I was impressed by the feedback from this audience; this is a developmental theatre, and most of the people speaking are playwrights with productions under their belt and actors used to working on new plays. By and large, when it comes to what makes a play work or not, they seemed to know what they’re talking about.

This hasn’t always been my experience, either as the playwright or as a member of the audience. I go into these things figuring that if they could have written the play better, they already would have done so. More than 10 years ago I decided that my personal mission in these instances was to be funny and entertaining, so that the theatre was glad it had invited me and so that no matter what anyone thought of the play they would at least see that I could be fun to work with. (Because, by and large, who comes to such readings? Actors, directors, producers, writers — people somehow or other connected with producing plays.)

This particular play deals with a court case — although, as one astute attendant noted, refreshingly, it does not take place in a courtroom and thereby avoids the procedural scenes we’ve seen cooked up on television six nights a week. My least favorite idea from the house the other night was this one: to remove all question of guilt or innocence, begin the play with a declamation of guilt, and work backward to investigate motive, a la “Equus.” An intriguing idea — but not for this play, not at this stage. This play is finished (almost).

When I was a teenager I remember reading a thick collection of Isaac Asimov’s stories, each with an introduction by Asimov (modeled perhaps after the Dangerous Visions series edited and interminably introduced by Harlan Ellison). Asimov said that after he had written a story, while he might do light revisions, that story was done — and to rework it and rework it would be like chewing second-day gum. It was an image that stuck with me.
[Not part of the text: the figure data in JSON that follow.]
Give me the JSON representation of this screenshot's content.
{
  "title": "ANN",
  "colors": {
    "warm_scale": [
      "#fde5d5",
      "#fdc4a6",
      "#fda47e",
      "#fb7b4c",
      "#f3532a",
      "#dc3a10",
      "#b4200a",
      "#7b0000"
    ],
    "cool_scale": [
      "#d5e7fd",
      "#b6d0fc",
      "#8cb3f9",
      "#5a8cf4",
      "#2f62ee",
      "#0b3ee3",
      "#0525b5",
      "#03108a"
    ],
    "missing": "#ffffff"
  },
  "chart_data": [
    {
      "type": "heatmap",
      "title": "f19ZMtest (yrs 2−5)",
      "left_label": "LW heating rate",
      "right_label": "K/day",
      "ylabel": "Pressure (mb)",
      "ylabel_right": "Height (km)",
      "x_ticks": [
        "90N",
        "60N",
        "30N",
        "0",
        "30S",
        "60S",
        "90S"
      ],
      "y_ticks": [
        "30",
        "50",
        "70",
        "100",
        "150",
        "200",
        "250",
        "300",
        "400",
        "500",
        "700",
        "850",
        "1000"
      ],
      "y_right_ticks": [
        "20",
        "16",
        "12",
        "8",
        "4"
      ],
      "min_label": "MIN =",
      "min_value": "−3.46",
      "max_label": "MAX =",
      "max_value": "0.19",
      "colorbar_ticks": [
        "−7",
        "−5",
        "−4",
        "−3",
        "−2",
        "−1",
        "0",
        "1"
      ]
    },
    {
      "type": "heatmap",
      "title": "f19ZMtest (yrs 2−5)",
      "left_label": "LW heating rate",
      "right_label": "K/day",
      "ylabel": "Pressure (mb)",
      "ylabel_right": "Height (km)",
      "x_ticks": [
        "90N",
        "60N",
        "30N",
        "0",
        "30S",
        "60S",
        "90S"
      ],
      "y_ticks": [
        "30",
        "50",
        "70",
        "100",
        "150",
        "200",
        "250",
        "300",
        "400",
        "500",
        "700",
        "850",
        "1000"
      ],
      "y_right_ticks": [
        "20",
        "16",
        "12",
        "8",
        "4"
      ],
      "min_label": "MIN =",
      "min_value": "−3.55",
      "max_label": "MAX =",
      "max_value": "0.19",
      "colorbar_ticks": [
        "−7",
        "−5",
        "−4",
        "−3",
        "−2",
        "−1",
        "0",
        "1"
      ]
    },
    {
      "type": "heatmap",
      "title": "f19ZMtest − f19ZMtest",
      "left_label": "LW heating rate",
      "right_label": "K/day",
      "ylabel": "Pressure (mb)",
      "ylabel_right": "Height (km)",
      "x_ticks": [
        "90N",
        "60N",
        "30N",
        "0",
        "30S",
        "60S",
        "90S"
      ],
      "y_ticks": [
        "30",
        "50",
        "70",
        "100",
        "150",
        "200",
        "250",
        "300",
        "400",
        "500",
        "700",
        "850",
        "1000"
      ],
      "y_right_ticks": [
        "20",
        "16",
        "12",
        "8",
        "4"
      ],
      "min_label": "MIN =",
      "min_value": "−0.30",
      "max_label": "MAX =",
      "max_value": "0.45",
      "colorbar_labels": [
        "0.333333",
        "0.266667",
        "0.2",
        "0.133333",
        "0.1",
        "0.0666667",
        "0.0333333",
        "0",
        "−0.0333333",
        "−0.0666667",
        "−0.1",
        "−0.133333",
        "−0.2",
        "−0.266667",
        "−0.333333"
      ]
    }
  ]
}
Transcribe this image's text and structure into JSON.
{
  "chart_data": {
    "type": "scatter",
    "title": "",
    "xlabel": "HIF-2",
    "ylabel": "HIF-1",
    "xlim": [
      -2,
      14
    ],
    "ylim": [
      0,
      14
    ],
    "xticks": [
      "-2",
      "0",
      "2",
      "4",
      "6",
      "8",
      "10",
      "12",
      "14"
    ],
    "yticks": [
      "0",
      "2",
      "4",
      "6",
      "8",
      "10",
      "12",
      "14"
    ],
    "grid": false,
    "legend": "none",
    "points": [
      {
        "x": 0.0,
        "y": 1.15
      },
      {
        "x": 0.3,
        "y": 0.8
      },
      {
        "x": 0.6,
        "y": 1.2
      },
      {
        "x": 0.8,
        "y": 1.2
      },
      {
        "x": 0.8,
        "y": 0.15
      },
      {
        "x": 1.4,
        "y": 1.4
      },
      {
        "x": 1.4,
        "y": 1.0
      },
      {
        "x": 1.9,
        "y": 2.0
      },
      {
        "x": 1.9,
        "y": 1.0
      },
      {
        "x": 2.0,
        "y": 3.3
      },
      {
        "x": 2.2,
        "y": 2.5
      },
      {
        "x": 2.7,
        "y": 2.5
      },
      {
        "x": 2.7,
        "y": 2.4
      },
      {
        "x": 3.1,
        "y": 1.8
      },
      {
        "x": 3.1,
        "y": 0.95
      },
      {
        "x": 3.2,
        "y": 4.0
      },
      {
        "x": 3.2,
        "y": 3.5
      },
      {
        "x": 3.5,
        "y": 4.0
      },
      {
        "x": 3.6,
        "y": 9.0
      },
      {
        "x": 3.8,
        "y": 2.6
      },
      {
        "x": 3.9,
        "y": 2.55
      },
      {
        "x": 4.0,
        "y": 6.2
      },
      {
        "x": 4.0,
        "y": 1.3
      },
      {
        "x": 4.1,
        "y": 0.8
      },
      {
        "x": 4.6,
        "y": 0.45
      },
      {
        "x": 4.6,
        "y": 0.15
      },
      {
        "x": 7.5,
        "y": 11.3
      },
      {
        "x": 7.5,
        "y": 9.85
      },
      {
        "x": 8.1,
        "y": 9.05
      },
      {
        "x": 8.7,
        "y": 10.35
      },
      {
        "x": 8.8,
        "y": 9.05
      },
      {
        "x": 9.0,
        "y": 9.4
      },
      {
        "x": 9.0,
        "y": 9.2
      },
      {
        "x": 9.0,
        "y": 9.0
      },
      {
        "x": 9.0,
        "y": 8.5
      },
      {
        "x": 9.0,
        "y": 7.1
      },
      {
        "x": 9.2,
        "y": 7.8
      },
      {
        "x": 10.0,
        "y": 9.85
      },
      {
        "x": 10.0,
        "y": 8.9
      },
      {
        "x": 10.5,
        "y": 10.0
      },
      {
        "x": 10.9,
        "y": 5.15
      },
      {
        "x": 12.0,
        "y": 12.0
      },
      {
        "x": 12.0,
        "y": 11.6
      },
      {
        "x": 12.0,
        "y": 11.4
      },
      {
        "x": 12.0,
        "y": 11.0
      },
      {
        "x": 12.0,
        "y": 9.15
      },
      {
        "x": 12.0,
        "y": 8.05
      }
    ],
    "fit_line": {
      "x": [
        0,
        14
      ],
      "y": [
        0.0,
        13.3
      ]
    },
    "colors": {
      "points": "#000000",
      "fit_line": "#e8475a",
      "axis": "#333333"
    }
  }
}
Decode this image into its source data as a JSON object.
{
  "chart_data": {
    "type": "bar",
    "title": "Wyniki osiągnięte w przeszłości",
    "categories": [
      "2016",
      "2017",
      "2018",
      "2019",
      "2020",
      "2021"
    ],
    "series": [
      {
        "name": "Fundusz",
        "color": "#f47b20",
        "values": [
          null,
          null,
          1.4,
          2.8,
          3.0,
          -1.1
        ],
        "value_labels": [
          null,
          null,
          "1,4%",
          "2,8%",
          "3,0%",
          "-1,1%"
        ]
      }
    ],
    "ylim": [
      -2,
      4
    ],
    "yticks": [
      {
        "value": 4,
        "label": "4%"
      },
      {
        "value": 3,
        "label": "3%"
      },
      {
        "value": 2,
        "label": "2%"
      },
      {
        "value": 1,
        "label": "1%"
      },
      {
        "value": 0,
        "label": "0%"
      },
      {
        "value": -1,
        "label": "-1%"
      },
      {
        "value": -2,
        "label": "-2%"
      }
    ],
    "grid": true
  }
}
Rewrites are necessary. Almost always. In every first production I’ve had, I’ve wound up doing at least minor rewrites because in working with good actors and a good director I’ve found new things — things that work, things that don’t, and sometimes opportunities that were missed. Twice, I’ve found new and better endings, but I went into each of those productions knowing that each play needed a new grace note to truly finish it.

To rewrite is good. To get stuck in rewrite and restructuring would mean not only not completing your present project — it also means not working on your next one.

Restructuring an entire play, one that already works? That sounds like chewing second-day gum.